Good ideas that failed
• Sexual harassment crackdown. Before the session, the focus centered on the sexual harassment allegations against Sen. Jack Latvala of Clearwater, who resigned. Lawmakers promised reforms, but they didn't deliver. The House used the issue as political leverage against the Senate, and the Senate refused to go along with the House's vindictive legislation. The rhetoric from many lawmakers about changing a toxic work environment in the state Capitol appears to have been cover for ousting a moderate Republican who made too many enemies.
• Texting while driving. Thousands of people are injured every year in crashes involving drivers texting behind the wheel, and there is widespread support for tougher penalties. The House passed the ban, but one influential senator blocked the legislation from coming up in the Senate. Lawmakers failed again to make texting while driving a primary offense and squandered an opportunity to save lives.

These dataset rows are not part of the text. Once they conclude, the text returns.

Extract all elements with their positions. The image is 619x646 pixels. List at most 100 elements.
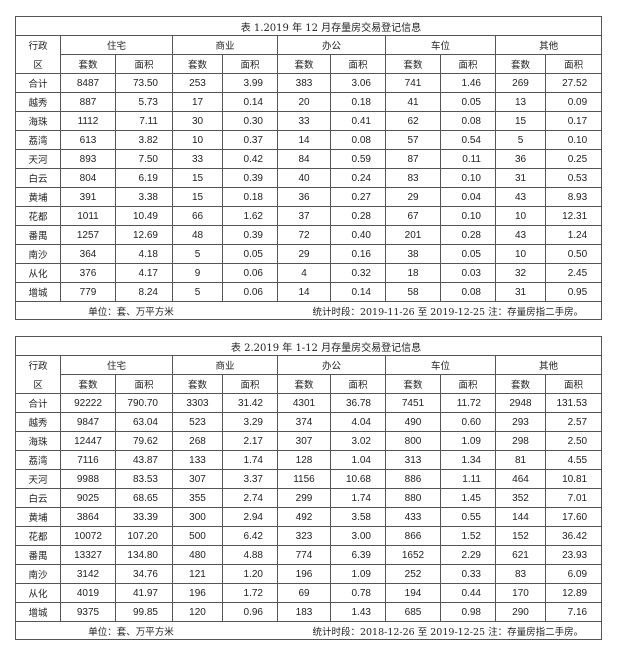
count-cell: 290 <box>495 602 546 622</box>
subheader-row: 区套数 面积 套数 面积 套数 面积 套数 面积 套数 面积 <box>15 374 603 394</box>
table-row: 天河 893 7.50 33 0.42 84 0.59 87 0.11 36 0.25 <box>15 149 603 169</box>
count-cell: 523 <box>172 412 223 432</box>
area-cell: 6.42 <box>222 526 278 546</box>
count-cell: 120 <box>172 602 223 622</box>
district-name: 南沙 <box>15 244 61 264</box>
area-header: 面积 <box>115 374 173 394</box>
area-cell: 23.93 <box>544 545 603 565</box>
count-cell: 355 <box>172 488 223 508</box>
area-cell: 0.25 <box>544 149 603 169</box>
area-cell: 3.82 <box>115 130 173 150</box>
count-cell: 5 <box>172 282 223 302</box>
area-cell: 0.98 <box>440 602 496 622</box>
area-cell: 0.04 <box>440 187 496 207</box>
area-cell: 8.93 <box>544 187 603 207</box>
area-cell: 790.70 <box>115 393 173 413</box>
count-cell: 774 <box>277 545 331 565</box>
area-cell: 63.04 <box>115 412 173 432</box>
count-cell: 15 <box>172 168 223 188</box>
count-header: 套数 <box>60 54 116 74</box>
table-row: 番禺 13327 134.80 480 4.88 774 6.39 1652 2.29 621 23… <box>15 545 603 565</box>
area-cell: 2.45 <box>544 263 603 283</box>
count-cell: 69 <box>277 583 331 603</box>
area-cell: 0.08 <box>440 111 496 131</box>
area-cell: 3.02 <box>330 431 386 451</box>
table-row: 合计 92222 790.70 3303 31.42 4301 36.78 7451 11.72… <box>15 393 603 413</box>
area-cell: 1.62 <box>222 206 278 226</box>
district-name: 海珠 <box>15 431 61 451</box>
count-cell: 364 <box>60 244 116 264</box>
table-row: 合计 8487 73.50 253 3.99 383 3.06 741 1.46 269 27.52 <box>15 73 603 93</box>
district-name: 从化 <box>15 583 61 603</box>
area-cell: 0.59 <box>330 149 386 169</box>
count-cell: 4 <box>277 263 331 283</box>
table-row: 南沙 364 4.18 5 0.05 29 0.16 38 0.05 10 0.50 <box>15 244 603 264</box>
district-name: 南沙 <box>15 564 61 584</box>
period-label: 统计时段： <box>312 306 360 318</box>
count-cell: 9847 <box>60 412 116 432</box>
area-cell: 131.53 <box>544 393 603 413</box>
district-name: 越秀 <box>15 412 61 432</box>
count-cell: 10072 <box>60 526 116 546</box>
count-cell: 253 <box>172 73 223 93</box>
count-cell: 183 <box>277 602 331 622</box>
area-cell: 0.14 <box>222 92 278 112</box>
area-cell: 3.06 <box>330 73 386 93</box>
count-cell: 352 <box>495 488 546 508</box>
table-row: 番禺 1257 12.69 48 0.39 72 0.40 201 0.28 43 1.24 <box>15 225 603 245</box>
unit-note: 单位：套、万平方米 <box>88 306 174 318</box>
table-row: 天河 9988 83.53 307 3.37 1156 10.68 886 1.11 464 10.… <box>15 469 603 489</box>
count-cell: 299 <box>277 488 331 508</box>
area-cell: 0.55 <box>440 507 496 527</box>
area-cell: 17.60 <box>544 507 603 527</box>
district-header-top: 行政 <box>15 355 61 375</box>
count-cell: 268 <box>172 431 223 451</box>
count-header: 套数 <box>495 374 546 394</box>
count-cell: 33 <box>277 111 331 131</box>
area-cell: 0.05 <box>440 92 496 112</box>
area-cell: 0.42 <box>222 149 278 169</box>
area-cell: 33.39 <box>115 507 173 527</box>
count-cell: 36 <box>495 149 546 169</box>
count-cell: 83 <box>385 168 441 188</box>
table-row: 海珠 1112 7.11 30 0.30 33 0.41 62 0.08 15 0.17 <box>15 111 603 131</box>
area-cell: 0.32 <box>330 263 386 283</box>
count-cell: 9988 <box>60 469 116 489</box>
table-jan-dec-2019: 表 2.2019 年 1-12 月存量房交易登记信息 行政 住宅 商业 办公 车位 其他区套… <box>14 336 603 640</box>
table-title: 表 2.2019 年 1-12 月存量房交易登记信息 <box>14 336 603 356</box>
area-cell: 1.09 <box>440 431 496 451</box>
area-cell: 0.95 <box>544 282 603 302</box>
area-cell: 0.28 <box>330 206 386 226</box>
count-cell: 32 <box>495 263 546 283</box>
area-cell: 43.87 <box>115 450 173 470</box>
count-cell: 194 <box>385 583 441 603</box>
count-cell: 804 <box>60 168 116 188</box>
count-cell: 40 <box>277 168 331 188</box>
table-row: 花都 1011 10.49 66 1.62 37 0.28 67 0.10 10 12.31 <box>15 206 603 226</box>
count-cell: 307 <box>172 469 223 489</box>
category-header: 商业 <box>172 355 278 375</box>
unit-note: 单位：套、万平方米 <box>88 626 174 638</box>
count-cell: 133 <box>172 450 223 470</box>
count-cell: 269 <box>495 73 546 93</box>
count-cell: 128 <box>277 450 331 470</box>
area-cell: 34.76 <box>115 564 173 584</box>
area-cell: 0.40 <box>330 225 386 245</box>
count-header: 套数 <box>172 54 223 74</box>
area-header: 面积 <box>222 374 278 394</box>
area-cell: 10.81 <box>544 469 603 489</box>
area-cell: 68.65 <box>115 488 173 508</box>
count-cell: 12447 <box>60 431 116 451</box>
count-cell: 7451 <box>385 393 441 413</box>
category-header: 办公 <box>277 35 386 55</box>
period-label: 统计时段： <box>312 626 360 638</box>
area-cell: 10.49 <box>115 206 173 226</box>
area-cell: 0.09 <box>544 92 603 112</box>
area-cell: 6.39 <box>330 545 386 565</box>
area-cell: 1.04 <box>330 450 386 470</box>
area-cell: 0.05 <box>440 244 496 264</box>
area-cell: 7.16 <box>544 602 603 622</box>
table-row: 越秀 9847 63.04 523 3.29 374 4.04 490 0.60 293 2.57 <box>15 412 603 432</box>
area-cell: 1.46 <box>440 73 496 93</box>
category-header: 其他 <box>494 355 603 375</box>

• Human trafficking. If there's a group most lacking in political access with the greatest need for protection, it's victims of human trafficking. Often, they are women and girls forced into sex work, and Sen. Lauren Book's bill would have put hotel operators on the hook for turning a blind eye when it happens on their property. But Book's curious late-session maneuvering failed, and lawmakers again failed to protect a vulnerable, voiceless population.
• Sentencing reform. Soaring prison costs and evolving attitudes about incarcerating drug addicts provided renewed hope for updating Florida's archaic sentencing laws. But a package of smart reforms that included opportunities for driver's license reinstatement, sentencing discretion in nonviolent drug cases and raising the monetary threshold for felony thefts fizzled. It's another lost opportunity to ease pressure on the prison system and embrace a more bipartisan, pragmatic approach to criminal justice.
• Financial literacy. This looked to be the year to finally require a high school class in financial literacy. The Senate passed the legislation early, but it died in the House. So don't expect many high school students to know how to balance a checkbook, negotiate a car loan or avoid running up credit card debt. As your parents used to say, lawmakers remain penny wise and pound foolish.